O que seria do português, sem palavras como caçula, moleque, fubá, quitanda, samba, dengo, cafuné ou farofa? É também uma boa oportunidade de conhecer o Pretuguês. O termo foi cunhado pela pesquisadora Lelia González, uma das principais intelectuais negras do país, para se referir à influência que os idiomas africanos têm no Português falado no Brasil.

O que seria de nós sem escritoras incríveis como Maria Firmina dos Reis (século XIX), Carolina Maria de Jesus, Conceição Evaristo,  Elisa Lucindo, Ana Maria Gonçalves, Cristiane Sobral, Jarrid Arraes ou Djamila Ribeiro, entre muitas outras? Ou escritores como  Machado de Assis, Cruz e Souza (século XIX) , Joel Rufino dos Santos, Paulo Lins, Abdias do Nascimento, Jeferson Tenório?
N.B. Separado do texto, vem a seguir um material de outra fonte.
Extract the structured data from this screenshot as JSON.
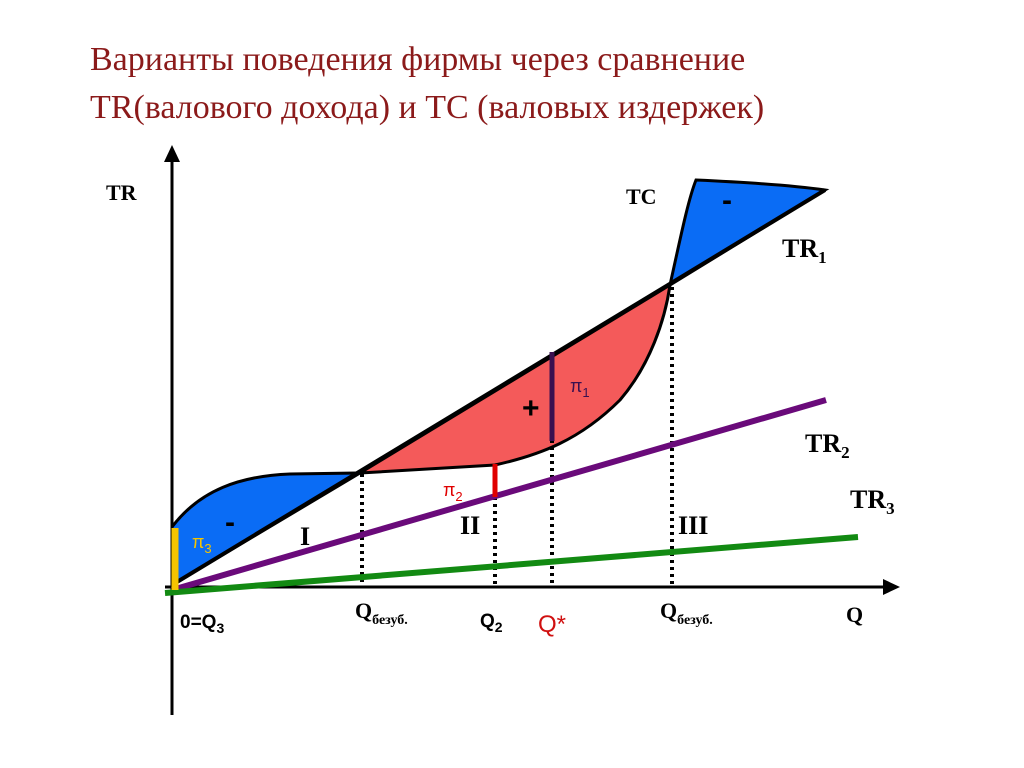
{
  "title": {
    "line1": "Варианты поведения фирмы  через сравнение",
    "line2": "TR(валового дохода)  и TC (валовых издержек)"
  },
  "axes": {
    "y_label": "TR",
    "x_label": "Q",
    "origin": {
      "main": "0=Q",
      "sub": "3"
    }
  },
  "curves": {
    "tc": "TC",
    "tr1": {
      "main": "TR",
      "sub": "1"
    },
    "tr2": {
      "main": "TR",
      "sub": "2"
    },
    "tr3": {
      "main": "TR",
      "sub": "3"
    }
  },
  "x_marks": {
    "q_bez_1": {
      "main": "Q",
      "sub": "безуб."
    },
    "q2": {
      "main": "Q",
      "sub": "2"
    },
    "q_star": "Q*",
    "q_bez_2": {
      "main": "Q",
      "sub": "безуб."
    }
  },
  "profits": {
    "pi1": {
      "main": "π",
      "sub": "1"
    },
    "pi2": {
      "main": "π",
      "sub": "2"
    },
    "pi3": {
      "main": "π",
      "sub": "3"
    }
  },
  "signs": {
    "plus": "+",
    "minus_left": "-",
    "minus_right": "-"
  },
  "zones": {
    "z1": "I",
    "z2": "II",
    "z3": "III"
  }
}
O que seria do Brasil sem a potência intelectual de Antonieta de Barros, Beatriz Nascimento,  Suely Carneiro, Luiza Bairros, Maria de Lourdes Vale do Nascimento, Virgínia Bicudo, Luiza Mahin, Antonieta de Barros, Tereza Santos, entre outras?

O que seria de nós sem a diversidade religiosa proporcionada pela umbanda e pelo candomblé? Sem as festas em todo o país em homenagem a Yemanjá, Oxum ou Xangô? Sem essa visão de espiritualidade diretamente relacionada  à natureza?

Vivemos em um país onde 54% da população é negra, com importância histórica em todas as lutas que garantiram a democracia e as conquistas constitucionais em busca da igualdade social, racial e de gênero.

A herança africana é parte estrutural da formação do Brasil, mesmo que muitos prefiram seguir olhando apenas para fora, para as influências europeias e estadunidense, essencialmente brancas e colonialistas. Ao fechar os olhos para a população negra, reforçam a Sociedade da Violência que convive placidamente com a desigualdade social, racial, de gênero e de idade.

Políticas públicas e ações afirmativas são necessárias para garantir o fim do racismo. Entre elas a educação sobre  diversidade e a aplicação da lei do ensino de História da Cultura Afrobrasileira e Indígena em todas as escolas. A lei cotas, por sua vez, está ampliando a participação negra em todos os setores. Oportunidades iguais são essenciais, porque as desigualdades atingem, majoritariamente, a população negra, em especial as mulheres.

Da nossa parte, é possível contribuir praticando diariamente o antirracismo para construir uma Sociedade do Cuidado.